Est-ce donc que celui-ci, à la faveur de sa sainteté, aurait traité d’autres sujets, ou bien aurait traité ses sujets plus religieusement ? M. Cochin nous affirme, plusieurs fois, que « la pensée de l’Angelico appartient à la plus haute métaphysique religieuse : » mais il ne nous explique pas ce qu’il y avait, dans cette pensée, de « métaphysique ; » et je crois, en vérité, qu’il aurait quelque peine à nous l’expliquer. Je ne sache pas que la « théologie catholique », dont il nous parle volontiers à propos de l’œuvre de l’Angelico, soit sensiblement plus savante, ou plus, étendue, dans cette œuvre, que dans celle de tous les autres peintres religieux du quattrocento. Tout à fait comme eux, le moine-peintre s’est borné, invariablement, à illustrer les récits des Evangiles et de la Légende dorée, et sans se défendre plus qu’eux de prêter à ses saints les traits d’un Côme de Médicis ou d’un Michelozzo.

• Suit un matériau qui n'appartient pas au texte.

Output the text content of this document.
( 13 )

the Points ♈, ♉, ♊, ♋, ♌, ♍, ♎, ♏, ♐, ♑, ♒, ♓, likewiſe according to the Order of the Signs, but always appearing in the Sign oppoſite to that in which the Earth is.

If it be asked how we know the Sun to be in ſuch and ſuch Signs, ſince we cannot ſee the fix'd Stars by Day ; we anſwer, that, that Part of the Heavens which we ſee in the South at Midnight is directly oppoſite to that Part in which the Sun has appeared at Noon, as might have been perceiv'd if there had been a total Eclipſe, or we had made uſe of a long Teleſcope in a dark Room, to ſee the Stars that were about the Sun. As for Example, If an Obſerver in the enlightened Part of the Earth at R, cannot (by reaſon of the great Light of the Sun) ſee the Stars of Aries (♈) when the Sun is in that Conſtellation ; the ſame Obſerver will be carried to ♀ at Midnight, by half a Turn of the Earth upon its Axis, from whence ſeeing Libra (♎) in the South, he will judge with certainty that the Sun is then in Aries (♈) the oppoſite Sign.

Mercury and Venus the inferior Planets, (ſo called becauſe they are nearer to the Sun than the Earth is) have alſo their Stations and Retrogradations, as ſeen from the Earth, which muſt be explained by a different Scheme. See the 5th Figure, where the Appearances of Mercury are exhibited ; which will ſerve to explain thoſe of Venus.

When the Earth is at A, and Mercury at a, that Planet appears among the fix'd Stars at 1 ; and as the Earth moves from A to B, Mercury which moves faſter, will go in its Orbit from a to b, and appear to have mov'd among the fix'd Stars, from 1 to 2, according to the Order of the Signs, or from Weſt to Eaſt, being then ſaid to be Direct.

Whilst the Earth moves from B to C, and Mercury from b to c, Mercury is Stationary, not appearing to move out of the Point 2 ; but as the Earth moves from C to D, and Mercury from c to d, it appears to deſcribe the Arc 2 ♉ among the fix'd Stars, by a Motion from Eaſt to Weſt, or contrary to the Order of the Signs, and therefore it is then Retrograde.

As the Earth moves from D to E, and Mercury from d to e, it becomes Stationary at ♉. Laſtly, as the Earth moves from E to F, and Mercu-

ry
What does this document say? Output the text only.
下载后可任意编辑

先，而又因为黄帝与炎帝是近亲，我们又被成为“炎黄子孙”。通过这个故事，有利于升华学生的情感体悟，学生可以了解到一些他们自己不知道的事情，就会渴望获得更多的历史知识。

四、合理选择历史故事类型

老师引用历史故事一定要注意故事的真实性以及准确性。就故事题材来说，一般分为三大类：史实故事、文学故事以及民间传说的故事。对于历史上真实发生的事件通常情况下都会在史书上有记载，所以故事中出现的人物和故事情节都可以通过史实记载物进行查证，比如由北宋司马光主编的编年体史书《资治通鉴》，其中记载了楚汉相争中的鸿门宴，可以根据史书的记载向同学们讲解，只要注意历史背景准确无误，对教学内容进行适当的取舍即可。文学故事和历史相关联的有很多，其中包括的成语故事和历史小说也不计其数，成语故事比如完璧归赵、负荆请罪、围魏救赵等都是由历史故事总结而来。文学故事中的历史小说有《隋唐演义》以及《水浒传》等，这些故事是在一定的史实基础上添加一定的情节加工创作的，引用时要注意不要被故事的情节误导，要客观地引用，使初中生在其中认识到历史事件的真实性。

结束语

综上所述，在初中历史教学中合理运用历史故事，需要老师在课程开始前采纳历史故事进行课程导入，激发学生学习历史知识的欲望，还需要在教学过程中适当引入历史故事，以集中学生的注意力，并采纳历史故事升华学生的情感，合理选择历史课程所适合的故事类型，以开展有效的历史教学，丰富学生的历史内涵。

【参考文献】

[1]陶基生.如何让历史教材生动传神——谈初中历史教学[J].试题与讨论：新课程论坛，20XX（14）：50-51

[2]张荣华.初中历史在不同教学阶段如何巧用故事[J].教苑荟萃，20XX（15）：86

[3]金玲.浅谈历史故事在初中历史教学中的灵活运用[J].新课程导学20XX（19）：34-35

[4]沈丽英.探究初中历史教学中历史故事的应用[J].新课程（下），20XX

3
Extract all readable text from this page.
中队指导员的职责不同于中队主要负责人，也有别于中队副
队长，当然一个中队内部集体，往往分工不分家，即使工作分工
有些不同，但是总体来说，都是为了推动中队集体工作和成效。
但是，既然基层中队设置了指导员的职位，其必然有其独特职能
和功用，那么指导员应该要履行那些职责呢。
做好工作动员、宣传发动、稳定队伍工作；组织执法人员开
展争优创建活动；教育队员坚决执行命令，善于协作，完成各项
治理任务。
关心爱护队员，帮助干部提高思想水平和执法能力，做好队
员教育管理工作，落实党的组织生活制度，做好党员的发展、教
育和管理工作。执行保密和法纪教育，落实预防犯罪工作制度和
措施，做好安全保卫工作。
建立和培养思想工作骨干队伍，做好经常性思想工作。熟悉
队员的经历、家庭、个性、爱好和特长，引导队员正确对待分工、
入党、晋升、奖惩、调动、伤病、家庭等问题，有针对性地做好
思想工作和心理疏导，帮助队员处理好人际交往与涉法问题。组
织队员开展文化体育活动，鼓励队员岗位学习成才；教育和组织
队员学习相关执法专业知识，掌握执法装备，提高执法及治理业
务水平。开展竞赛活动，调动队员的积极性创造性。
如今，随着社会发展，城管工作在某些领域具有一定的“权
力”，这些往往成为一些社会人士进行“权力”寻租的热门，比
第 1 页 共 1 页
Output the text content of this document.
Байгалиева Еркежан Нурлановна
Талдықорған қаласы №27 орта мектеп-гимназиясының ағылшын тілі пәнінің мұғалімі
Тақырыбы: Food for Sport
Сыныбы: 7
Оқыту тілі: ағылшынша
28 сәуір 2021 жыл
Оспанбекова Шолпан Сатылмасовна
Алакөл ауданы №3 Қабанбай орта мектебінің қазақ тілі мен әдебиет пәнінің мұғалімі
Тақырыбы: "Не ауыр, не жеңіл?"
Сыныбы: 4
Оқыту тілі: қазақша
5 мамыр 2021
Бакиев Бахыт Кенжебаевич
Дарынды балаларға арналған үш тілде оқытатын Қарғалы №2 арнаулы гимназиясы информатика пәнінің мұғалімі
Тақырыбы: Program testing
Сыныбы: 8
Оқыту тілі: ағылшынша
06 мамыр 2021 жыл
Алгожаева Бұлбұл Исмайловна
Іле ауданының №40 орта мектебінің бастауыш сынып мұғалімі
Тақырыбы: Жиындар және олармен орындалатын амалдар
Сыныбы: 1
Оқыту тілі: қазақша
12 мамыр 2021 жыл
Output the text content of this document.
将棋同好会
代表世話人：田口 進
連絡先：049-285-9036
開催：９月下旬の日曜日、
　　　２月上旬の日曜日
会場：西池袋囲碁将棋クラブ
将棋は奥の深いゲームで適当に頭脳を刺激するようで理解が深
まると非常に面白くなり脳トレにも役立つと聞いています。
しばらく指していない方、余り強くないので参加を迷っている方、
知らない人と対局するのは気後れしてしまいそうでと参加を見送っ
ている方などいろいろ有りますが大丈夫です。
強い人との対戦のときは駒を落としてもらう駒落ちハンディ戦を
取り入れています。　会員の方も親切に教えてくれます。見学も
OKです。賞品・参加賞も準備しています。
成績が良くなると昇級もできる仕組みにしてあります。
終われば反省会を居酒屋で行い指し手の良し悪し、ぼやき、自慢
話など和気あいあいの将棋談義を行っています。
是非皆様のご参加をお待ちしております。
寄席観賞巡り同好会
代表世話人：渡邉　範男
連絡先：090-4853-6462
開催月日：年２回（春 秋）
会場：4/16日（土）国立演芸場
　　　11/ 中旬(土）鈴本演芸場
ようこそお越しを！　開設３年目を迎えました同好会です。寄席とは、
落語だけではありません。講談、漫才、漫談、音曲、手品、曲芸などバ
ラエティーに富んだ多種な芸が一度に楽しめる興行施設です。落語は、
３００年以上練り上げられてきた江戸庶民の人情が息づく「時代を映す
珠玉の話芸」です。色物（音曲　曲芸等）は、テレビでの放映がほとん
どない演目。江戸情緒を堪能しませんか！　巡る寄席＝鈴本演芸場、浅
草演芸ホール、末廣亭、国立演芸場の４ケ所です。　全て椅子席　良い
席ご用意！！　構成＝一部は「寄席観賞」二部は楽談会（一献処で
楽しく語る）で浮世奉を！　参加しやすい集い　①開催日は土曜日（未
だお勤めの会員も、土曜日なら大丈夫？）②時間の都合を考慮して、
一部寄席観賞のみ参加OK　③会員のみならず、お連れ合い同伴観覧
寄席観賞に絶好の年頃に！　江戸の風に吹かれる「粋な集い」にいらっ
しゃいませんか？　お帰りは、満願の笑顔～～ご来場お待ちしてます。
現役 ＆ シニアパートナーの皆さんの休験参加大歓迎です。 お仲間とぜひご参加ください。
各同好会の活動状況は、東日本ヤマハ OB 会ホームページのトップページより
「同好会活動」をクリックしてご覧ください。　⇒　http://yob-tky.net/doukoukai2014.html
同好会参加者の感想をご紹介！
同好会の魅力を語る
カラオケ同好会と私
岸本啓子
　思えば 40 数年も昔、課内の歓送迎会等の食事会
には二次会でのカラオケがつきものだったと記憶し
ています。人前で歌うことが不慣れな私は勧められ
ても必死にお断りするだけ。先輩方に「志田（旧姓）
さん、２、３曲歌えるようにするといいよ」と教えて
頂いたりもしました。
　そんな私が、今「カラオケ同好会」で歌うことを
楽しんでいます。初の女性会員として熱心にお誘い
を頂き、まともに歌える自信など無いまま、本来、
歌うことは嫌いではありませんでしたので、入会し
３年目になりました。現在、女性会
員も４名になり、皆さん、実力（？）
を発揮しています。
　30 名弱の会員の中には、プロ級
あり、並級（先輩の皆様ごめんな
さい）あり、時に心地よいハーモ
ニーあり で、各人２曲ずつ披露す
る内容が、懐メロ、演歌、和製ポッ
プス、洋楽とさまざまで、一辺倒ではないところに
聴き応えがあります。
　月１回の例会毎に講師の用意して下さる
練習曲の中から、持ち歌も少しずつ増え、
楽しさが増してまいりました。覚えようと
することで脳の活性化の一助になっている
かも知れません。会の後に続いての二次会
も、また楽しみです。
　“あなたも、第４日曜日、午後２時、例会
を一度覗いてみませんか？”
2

Il n’a même jamais tenté de traduire, en peinture, une allégorie théologique, du genre de celles qu’a traduites Giotto, à Assise et à Padoue, ou de celle que nous trouvons figurée, au Louvre, dans le Saint Thomas de Benozzo Gozzoli. Aucune peinture n’est, Dieu merci, plus exempte de visées philosophiques que celle du saint moine ; et quant au « parfum de piété » qu’elle semble nous offrir, je rappellerai seulement qu’on a cru, longtemps, reconnaître un parfum analogue dans l’œuvre du mécréant avéré qu’est le Pérugin.

Fra Angelico a été, tout ensemble, un grand peintre et un saint : et nous nous félicitons de pouvoir désormais le connaître sous ce double aspect. Mais ni sa science de peintre ni sa sainteté ne suffisent, décidément, à nous dévoiler le secret de son œuvre. Il y a, dans cette œuvre, quelque chose de plus que dans celle de ses confrères les plus savans, ou les plus dévots : et, si sa très haute valeur technique et la naïve ferveur de son expression religieuse contribuent, sans aucun doute, à renforcer le plaisir qu’elle nous donne, nous sentons que ce plaisir lui-même nous vient d’une autre source. Pour nous ravir depuis cinq siècles comme il nous ravit, Fra Angelico doit avoir été autre chose encore qu’un grand peintre et un saint.